New NAS Hits the Market
Storage vendor SMC Networks has unveiled the premiere products in a new line of storage servers aimed at small and medium-sized businesses as well as the home market
Storage vendor SMC Networks has unveiled the premiere products in a new line of storage servers aimed at small and medium-sized businesses and homes. SMC, based in Irvine, Calif., is calling them TigerStore SMB NAS Storage Servers, and they can hold up to 3TB of data.
The servers, identified as SMCNAS04 and SMCNAS24, retail for $599.99 and $999.99, respectively. The primary difference between the two models is that the more expensive SMCNAS24 comes with a terabyte of storage out of the box, through four 250GB drives that ship with the unit.
The network-attached storage units are installed and maintained through a Web-based user interface. Each of the units can accept up to four SATA drives, with a maximum storage capacity of 3TB. The drives are hot-swappable, meaning the server does not have to be shut down to pull out or add drives.
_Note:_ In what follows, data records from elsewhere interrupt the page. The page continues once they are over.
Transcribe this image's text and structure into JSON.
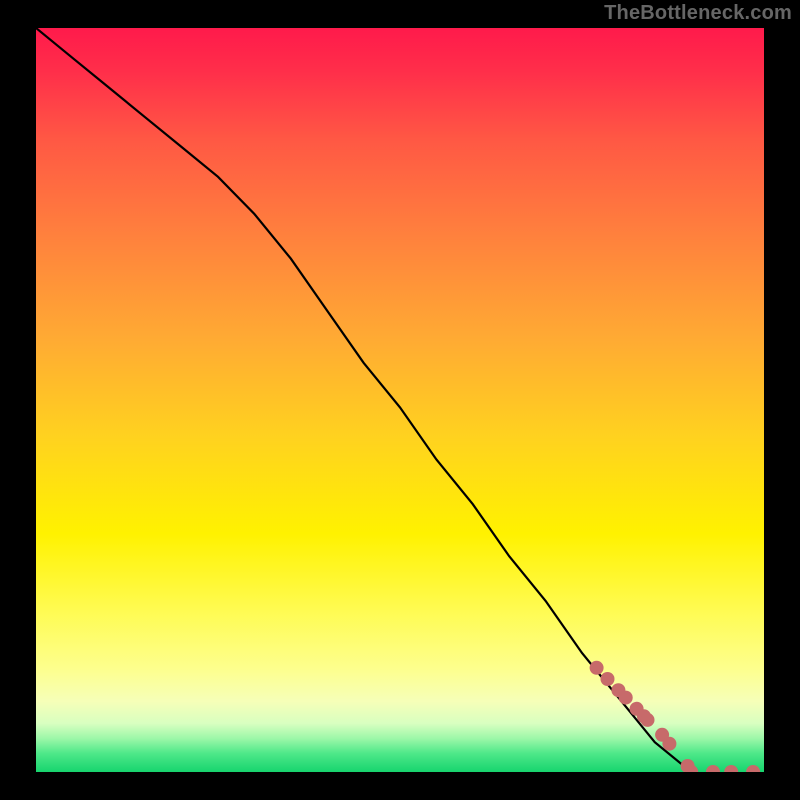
{
  "chart_data": {
    "type": "line",
    "title": "",
    "xlabel": "",
    "ylabel": "",
    "xlim": [
      0,
      100
    ],
    "ylim": [
      0,
      100
    ],
    "series": [
      {
        "name": "curve",
        "x": [
          0,
          5,
          10,
          15,
          20,
          25,
          30,
          35,
          40,
          45,
          50,
          55,
          60,
          65,
          70,
          75,
          80,
          85,
          90
        ],
        "y": [
          100,
          96,
          92,
          88,
          84,
          80,
          75,
          69,
          62,
          55,
          49,
          42,
          36,
          29,
          23,
          16,
          10,
          4,
          0
        ]
      }
    ],
    "markers": {
      "name": "highlight-points",
      "x": [
        77,
        78.5,
        80,
        81,
        82.5,
        83.5,
        84,
        86,
        87,
        89.5,
        90,
        93,
        95.5,
        98.5
      ],
      "y": [
        14,
        12.5,
        11,
        10,
        8.5,
        7.5,
        7,
        5,
        3.8,
        0.8,
        0,
        0,
        0,
        0
      ]
    },
    "background_gradient": {
      "stops": [
        {
          "offset": 0.0,
          "color": "#ff1a4b"
        },
        {
          "offset": 0.06,
          "color": "#ff2f4a"
        },
        {
          "offset": 0.15,
          "color": "#ff5844"
        },
        {
          "offset": 0.28,
          "color": "#ff813d"
        },
        {
          "offset": 0.42,
          "color": "#ffab33"
        },
        {
          "offset": 0.55,
          "color": "#ffd21f"
        },
        {
          "offset": 0.68,
          "color": "#fff200"
        },
        {
          "offset": 0.78,
          "color": "#fffb50"
        },
        {
          "offset": 0.86,
          "color": "#fdff8c"
        },
        {
          "offset": 0.905,
          "color": "#f6ffb8"
        },
        {
          "offset": 0.935,
          "color": "#d8ffc0"
        },
        {
          "offset": 0.955,
          "color": "#9cf7a8"
        },
        {
          "offset": 0.975,
          "color": "#4ee889"
        },
        {
          "offset": 1.0,
          "color": "#17d46e"
        }
      ]
    },
    "marker_color": "#c76a6a",
    "line_color": "#000000"
  },
  "watermark": "TheBottleneck.com"
}
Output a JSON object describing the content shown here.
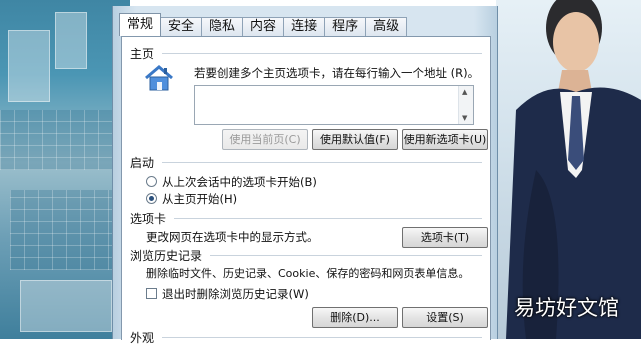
{
  "tabs": [
    "常规",
    "安全",
    "隐私",
    "内容",
    "连接",
    "程序",
    "高级"
  ],
  "homepage": {
    "title": "主页",
    "description": "若要创建多个主页选项卡，请在每行输入一个地址 (R)。",
    "address_value": "",
    "btn_current": "使用当前页(C)",
    "btn_default": "使用默认值(F)",
    "btn_new_tab": "使用新选项卡(U)"
  },
  "startup": {
    "title": "启动",
    "option_last_session": "从上次会话中的选项卡开始(B)",
    "option_home": "从主页开始(H)",
    "selected": "option_home"
  },
  "tabs_section": {
    "title": "选项卡",
    "description": "更改网页在选项卡中的显示方式。",
    "button": "选项卡(T)"
  },
  "history": {
    "title": "浏览历史记录",
    "description": "删除临时文件、历史记录、Cookie、保存的密码和网页表单信息。",
    "checkbox_label": "退出时删除浏览历史记录(W)",
    "checkbox_checked": false,
    "btn_delete": "删除(D)...",
    "btn_settings": "设置(S)"
  },
  "appearance": {
    "title": "外观"
  },
  "watermark": "易坊好文馆",
  "colors": {
    "dialog_bg": "#d7e5f0",
    "panel_bg": "#ffffff",
    "radio_dot": "#2a4f7c"
  }
}
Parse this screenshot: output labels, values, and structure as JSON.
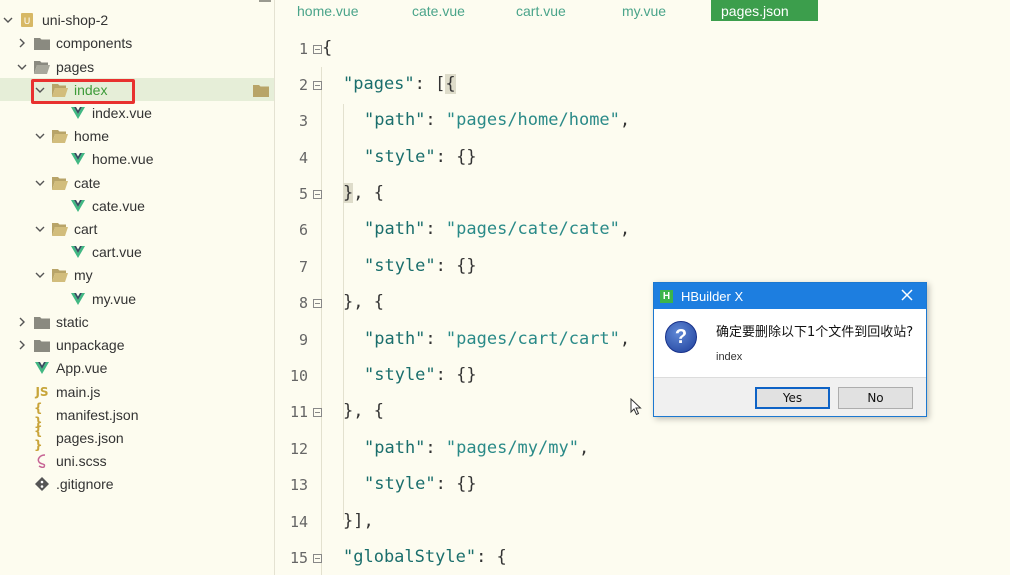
{
  "sidebar": {
    "items": [
      {
        "label": "uni-shop-2",
        "icon": "project-icon",
        "expanded": true
      },
      {
        "label": "components",
        "icon": "folder-icon",
        "expanded": false
      },
      {
        "label": "pages",
        "icon": "folder-open-icon",
        "expanded": true
      },
      {
        "label": "index",
        "icon": "folder-open-icon",
        "expanded": true,
        "selected": true
      },
      {
        "label": "index.vue",
        "icon": "vue-icon"
      },
      {
        "label": "home",
        "icon": "folder-open-icon",
        "expanded": true
      },
      {
        "label": "home.vue",
        "icon": "vue-icon"
      },
      {
        "label": "cate",
        "icon": "folder-open-icon",
        "expanded": true
      },
      {
        "label": "cate.vue",
        "icon": "vue-icon"
      },
      {
        "label": "cart",
        "icon": "folder-open-icon",
        "expanded": true
      },
      {
        "label": "cart.vue",
        "icon": "vue-icon"
      },
      {
        "label": "my",
        "icon": "folder-open-icon",
        "expanded": true
      },
      {
        "label": "my.vue",
        "icon": "vue-icon"
      },
      {
        "label": "static",
        "icon": "folder-icon",
        "expanded": false
      },
      {
        "label": "unpackage",
        "icon": "folder-icon",
        "expanded": false
      },
      {
        "label": "App.vue",
        "icon": "vue-icon"
      },
      {
        "label": "main.js",
        "icon": "js-icon",
        "icon_text": "JS"
      },
      {
        "label": "manifest.json",
        "icon": "json-icon",
        "icon_text": "{ }"
      },
      {
        "label": "pages.json",
        "icon": "json-icon",
        "icon_text": "{ }"
      },
      {
        "label": "uni.scss",
        "icon": "scss-icon"
      },
      {
        "label": ".gitignore",
        "icon": "git-icon"
      }
    ]
  },
  "tabs": [
    {
      "label": "home.vue",
      "active": false
    },
    {
      "label": "cate.vue",
      "active": false
    },
    {
      "label": "cart.vue",
      "active": false
    },
    {
      "label": "my.vue",
      "active": false
    },
    {
      "label": "pages.json",
      "active": true
    }
  ],
  "editor": {
    "lines": [
      {
        "num": "1",
        "fold": true,
        "text": "{"
      },
      {
        "num": "2",
        "fold": true,
        "text": "\"pages\": [{"
      },
      {
        "num": "3",
        "fold": false,
        "text": "\"path\": \"pages/home/home\","
      },
      {
        "num": "4",
        "fold": false,
        "text": "\"style\": {}"
      },
      {
        "num": "5",
        "fold": true,
        "text": "}, {"
      },
      {
        "num": "6",
        "fold": false,
        "text": "\"path\": \"pages/cate/cate\","
      },
      {
        "num": "7",
        "fold": false,
        "text": "\"style\": {}"
      },
      {
        "num": "8",
        "fold": true,
        "text": "}, {"
      },
      {
        "num": "9",
        "fold": false,
        "text": "\"path\": \"pages/cart/cart\","
      },
      {
        "num": "10",
        "fold": false,
        "text": "\"style\": {}"
      },
      {
        "num": "11",
        "fold": true,
        "text": "}, {"
      },
      {
        "num": "12",
        "fold": false,
        "text": "\"path\": \"pages/my/my\","
      },
      {
        "num": "13",
        "fold": false,
        "text": "\"style\": {}"
      },
      {
        "num": "14",
        "fold": false,
        "text": "}],"
      },
      {
        "num": "15",
        "fold": true,
        "text": "\"globalStyle\": {"
      }
    ]
  },
  "dialog": {
    "title": "HBuilder X",
    "title_icon": "H",
    "message": "确定要删除以下1个文件到回收站?",
    "filename": "index",
    "yes_label": "Yes",
    "no_label": "No",
    "icon": "question-icon"
  },
  "colors": {
    "accent": "#3c9e4c",
    "dialog_title": "#1d7ee0",
    "selection_box": "#e8312f",
    "key": "#1a6e6c",
    "string": "#2a8a88"
  }
}
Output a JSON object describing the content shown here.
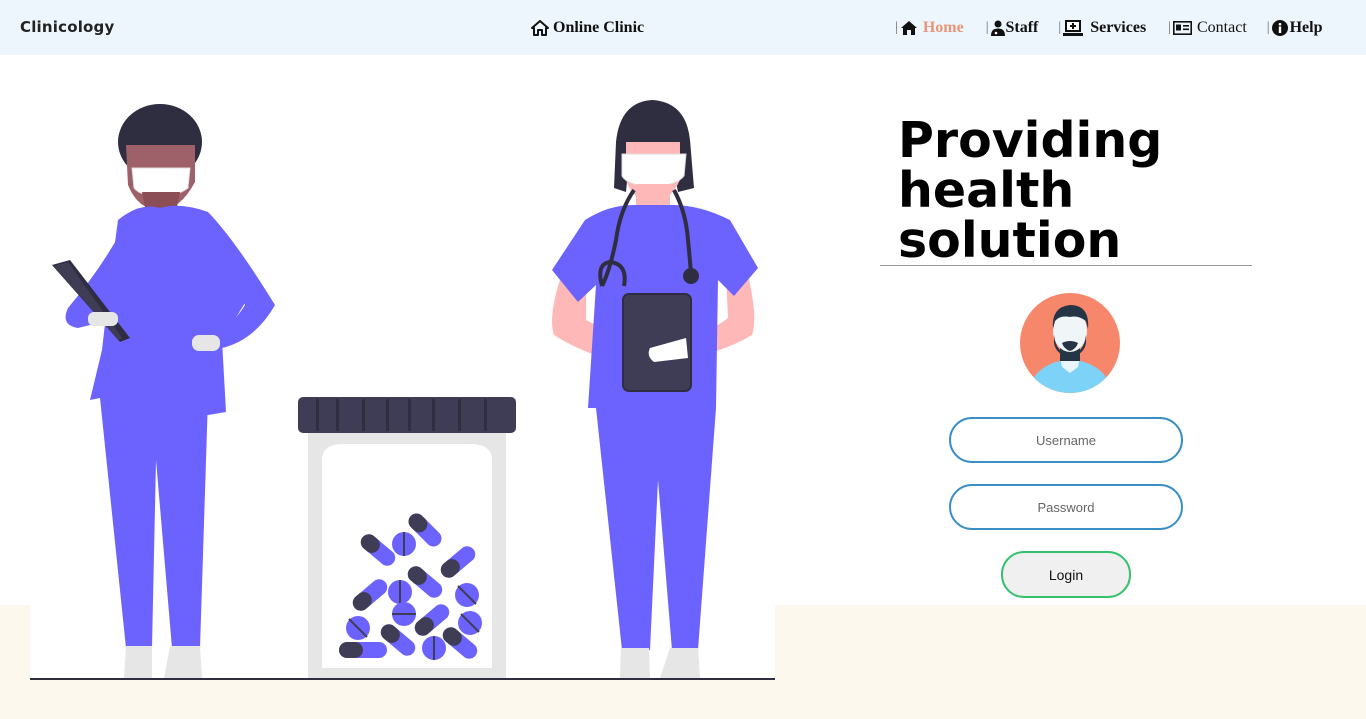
{
  "brand": "Clinicology",
  "header": {
    "title": "Online Clinic",
    "title_icon": "home-icon"
  },
  "nav": {
    "separator": "|",
    "items": [
      {
        "label": "Home",
        "icon": "home-icon",
        "active": true
      },
      {
        "label": "Staff",
        "icon": "user-doctor-icon"
      },
      {
        "label": "Services",
        "icon": "laptop-medical-icon"
      },
      {
        "label": "Contact",
        "icon": "id-card-icon"
      },
      {
        "label": "Help",
        "icon": "info-circle-icon"
      }
    ]
  },
  "hero": {
    "line1": "Providing",
    "line2": "health solution"
  },
  "login": {
    "username_placeholder": "Username",
    "password_placeholder": "Password",
    "button_label": "Login"
  },
  "colors": {
    "header_bg": "#eef6fd",
    "active_nav": "#e8967a",
    "scrubs": "#6c63ff",
    "input_border": "#3a8fc7",
    "button_border": "#35c16d",
    "avatar_bg": "#f7876b",
    "footer_bg": "#fdf8ed"
  }
}
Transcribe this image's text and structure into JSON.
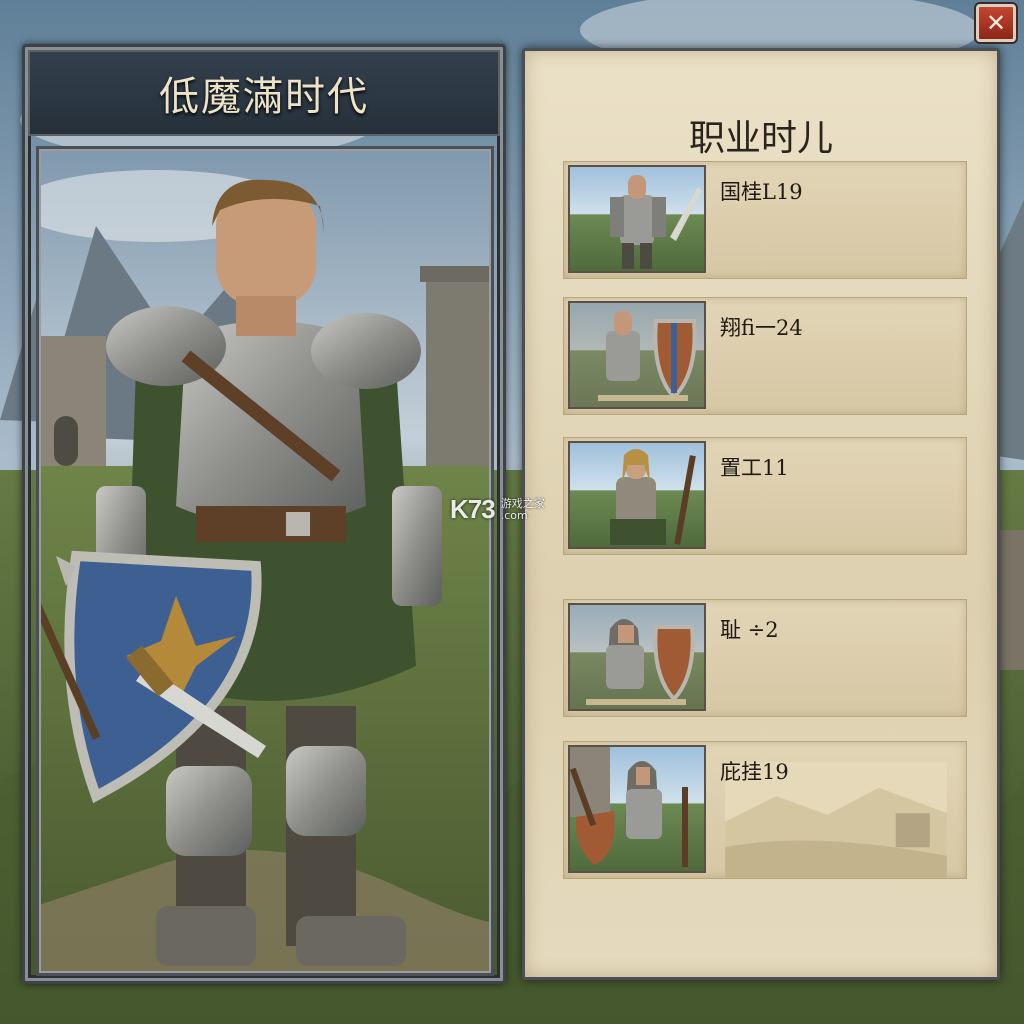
{
  "hero_panel": {
    "title": "低魔滿时代"
  },
  "class_panel": {
    "title": "职业时儿",
    "classes": [
      {
        "label": "国桂L19",
        "thumbnail": "knight-with-sword"
      },
      {
        "label": "翔fi一24",
        "thumbnail": "knight-with-shield"
      },
      {
        "label": "置工11",
        "thumbnail": "knight-with-staff"
      },
      {
        "label": "耻 ÷2",
        "thumbnail": "hooded-knight-with-shield"
      },
      {
        "label": "庇挂19",
        "thumbnail": "hooded-warrior-with-hammer"
      }
    ]
  },
  "close_button": {
    "icon": "close-icon",
    "glyph": "✕"
  },
  "watermark": {
    "logo": "K73",
    "line1": "游戏之家",
    "line2": ".com"
  },
  "colors": {
    "parchment": "#e2d5b6",
    "title_bar": "#2c3844",
    "close_red": "#b23a27",
    "frame": "#4a4f55"
  }
}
Transfer rates, according to SMC, are nearly 400Mbps, which the company claims are the industry's fastest. Standard configurations of RAID 0,1,4 and 5 are supported, giving customers the option to tweak the servers for optimum performance, reliability or a combination of both.
The TigerStore servers come with four Gigabit Ethernet ports and three USB 2.0 connections. Other standard features include disk quota management, hardware health monitoring and a full backup application.
"With this new product, SMC has established the new benchmark for NAS performance. Small businesses now can afford enterprise back-up performance and reliability with the TigerStore SMB NAS Storage Servers powered by LSI NAS SoC," said Jasmin Tremblay, director of product marketing for LSI NAS Solutions, in a press release.
NAS is a popular storage medium for businesses needing the capacity and centralized management unavailable in direct-attached storage offerings, but without the much higher expense and complexity of storage area networks, or SANs. Although the line between SAN and NAS has become more blurred recently, SMBs still traditionally opt for NAS.